For a MacBook owner, the power port is extremely useful, allowing you to use the adapter without increasing the power. However, if you use the laptop’s single USB-C jack, you’ll be stuck if you want to connect another USB device, such as a wired keyboard or mouse, an external drive, or SD card reader.
Itanda Type-C adapter. Strongly crafted, attractive, the anda 20 Itanda is probably the best choice for a MacBook Pro owner. It is cheap and occupies a port compactly.
A pair of adapters. If a direct adapter, such as Itanda, is not available and you want an alternative that works exactly the same in my test, you can pair two adapters.
I’ve tried both the Mini-DisplayPort Male to Female Adapter from Cable Matters DisplayPort ($ 9) and the Mini-DisplayPort Adapter from StartTech DisplayPort ($ 6.50) to the DisplayPort 4K Adapter from Benfei USB-C ($ 15 when I bought it). Both Cable Matters and the Startech adapter accept the male mini-displayport connector from the Apple display and have a male full-size displayport plug. It plugs in with Benfie’s female displayport jack, and then plugs into a MacBook or MacBook Pro via Benfie USB-C.
21.50 or $ 24 together, both more expensive than Itanda, but I had no problem getting the same crisp performance and support.
Some readers have tried a more complex option, involving a female-to-female inline mini displayport adapter, but given the two-adapter option, this is no longer necessary.
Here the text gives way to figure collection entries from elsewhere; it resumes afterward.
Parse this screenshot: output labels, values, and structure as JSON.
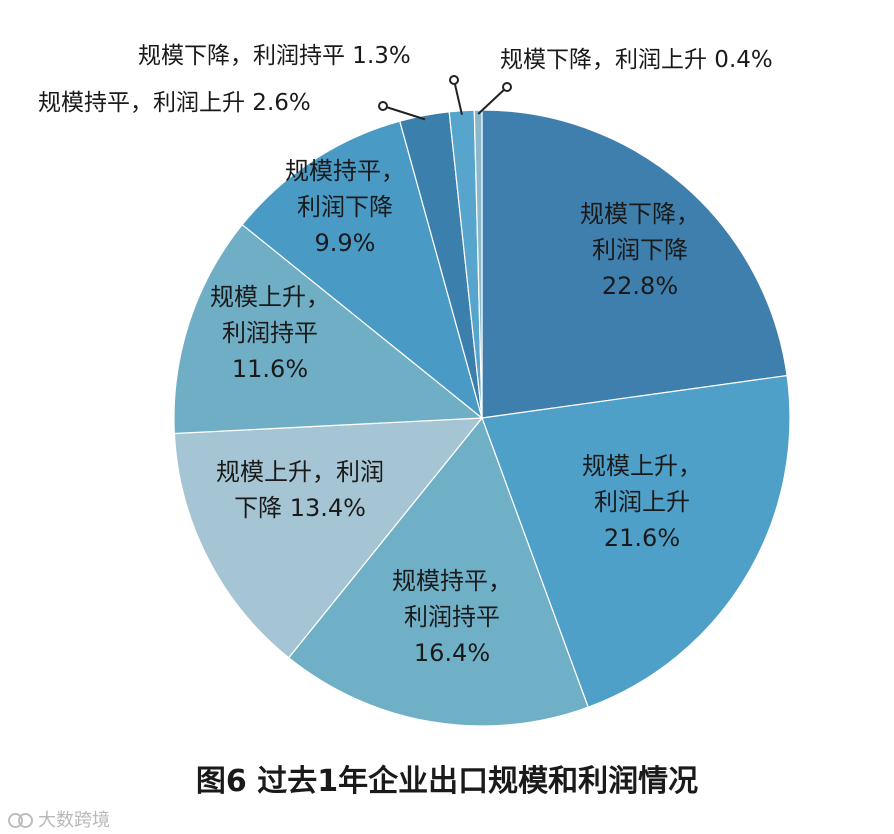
{
  "chart_data": {
    "type": "pie",
    "title": "图6  过去1年企业出口规模和利润情况",
    "slices": [
      {
        "lines": [
          "规模下降，",
          "利润下降",
          "22.8%"
        ],
        "value": 22.8,
        "color": "#3f7fad"
      },
      {
        "lines": [
          "规模上升，",
          "利润上升",
          "21.6%"
        ],
        "value": 21.6,
        "color": "#4fa0c9"
      },
      {
        "lines": [
          "规模持平，",
          "利润持平",
          "16.4%"
        ],
        "value": 16.4,
        "color": "#6fb0c7"
      },
      {
        "lines": [
          "规模上升，利润",
          "下降 13.4%"
        ],
        "value": 13.4,
        "color": "#a6c5d4"
      },
      {
        "lines": [
          "规模上升，",
          "利润持平",
          "11.6%"
        ],
        "value": 11.6,
        "color": "#6faec4"
      },
      {
        "lines": [
          "规模持平，",
          "利润下降",
          "9.9%"
        ],
        "value": 9.9,
        "color": "#4a9ac6"
      },
      {
        "lines": [
          "规模持平，利润上升 2.6%"
        ],
        "value": 2.6,
        "color": "#3b80ad"
      },
      {
        "lines": [
          "规模下降，利润持平 1.3%"
        ],
        "value": 1.3,
        "color": "#57a5cc"
      },
      {
        "lines": [
          "规模下降，利润上升 0.4%"
        ],
        "value": 0.4,
        "color": "#8bb8cc"
      }
    ]
  },
  "watermark": {
    "text": "大数跨境"
  }
}
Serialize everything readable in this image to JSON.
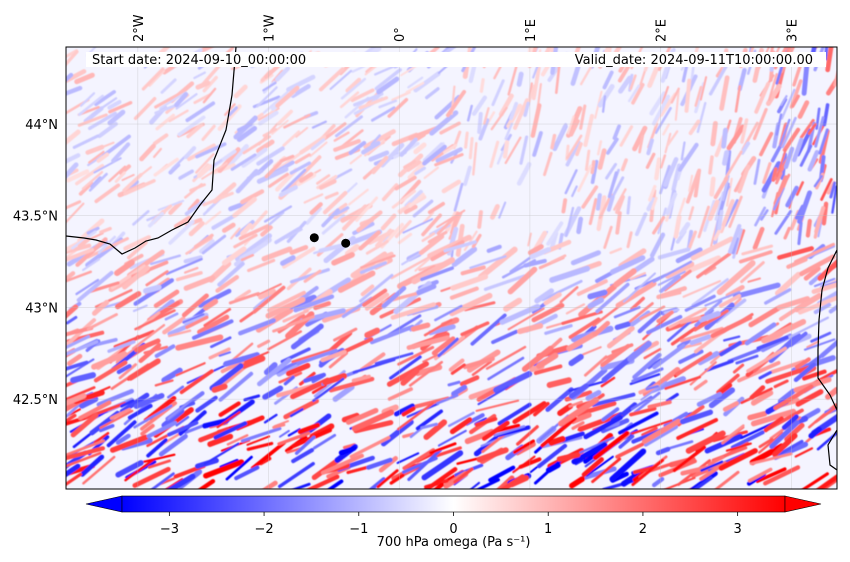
{
  "map": {
    "start_date": "Start date: 2024-09-10_00:00:00",
    "valid_date": "Valid_date: 2024-09-11T10:00:00.00",
    "extent": {
      "lon_min": -2.55,
      "lon_max": 3.35,
      "lat_min": 42.01,
      "lat_max": 44.42
    },
    "lon_ticks": [
      {
        "value": -2,
        "label": "2°W"
      },
      {
        "value": -1,
        "label": "1°W"
      },
      {
        "value": 0,
        "label": "0°"
      },
      {
        "value": 1,
        "label": "1°E"
      },
      {
        "value": 2,
        "label": "2°E"
      },
      {
        "value": 3,
        "label": "3°E"
      }
    ],
    "lat_ticks": [
      {
        "value": 44,
        "label": "44°N"
      },
      {
        "value": 43.5,
        "label": "43.5°N"
      },
      {
        "value": 43,
        "label": "43°N"
      },
      {
        "value": 42.5,
        "label": "42.5°N"
      }
    ],
    "markers": [
      {
        "name": "point-1",
        "lon": -0.65,
        "lat": 43.38,
        "color": "#000000"
      },
      {
        "name": "point-2",
        "lon": -0.41,
        "lat": 43.35,
        "color": "#000000"
      }
    ],
    "field": "700 hPa vertical velocity (omega), fine-scale banded pattern, strongest bands south of 43°N",
    "coast_color": "#000000"
  },
  "colorbar": {
    "label": "700 hPa omega (Pa s⁻¹)",
    "min": -3.5,
    "max": 3.5,
    "cmap": "bwr",
    "extend": "both",
    "ticks": [
      {
        "value": -3,
        "label": "−3"
      },
      {
        "value": -2,
        "label": "−2"
      },
      {
        "value": -1,
        "label": "−1"
      },
      {
        "value": 0,
        "label": "0"
      },
      {
        "value": 1,
        "label": "1"
      },
      {
        "value": 2,
        "label": "2"
      },
      {
        "value": 3,
        "label": "3"
      }
    ],
    "colors": {
      "low": "#0000ff",
      "mid": "#ffffff",
      "high": "#ff0000"
    }
  }
}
Why not HDMI? You may ask why I didn’t try some kind of HDMI situation, where I converted the Mini DisplayPort to an HDMI plug or adapter jack and then plugged it into the HDMI port available on various USB-C docks. I tried a few variations of it, and it didn’t work, although the fate of others was different.
DisplayPort is a video standard that works on its own proprietary connecting styles (DisplayPort and Mini DisplayPort) and can be embedded as a data standard within Thunderbolt 2, Thunderbolt 3 and USB-C. Although the displayport can also be routed via an HDMI cable — HDMI’s own standard — it doesn’t seem to be able to survive the transition with multiple adapters and an Apple LED movie display.
The only reason to ask for this option is if you have a dock without an additional USB-C data port that can pass the displayport and has an HDMI jack.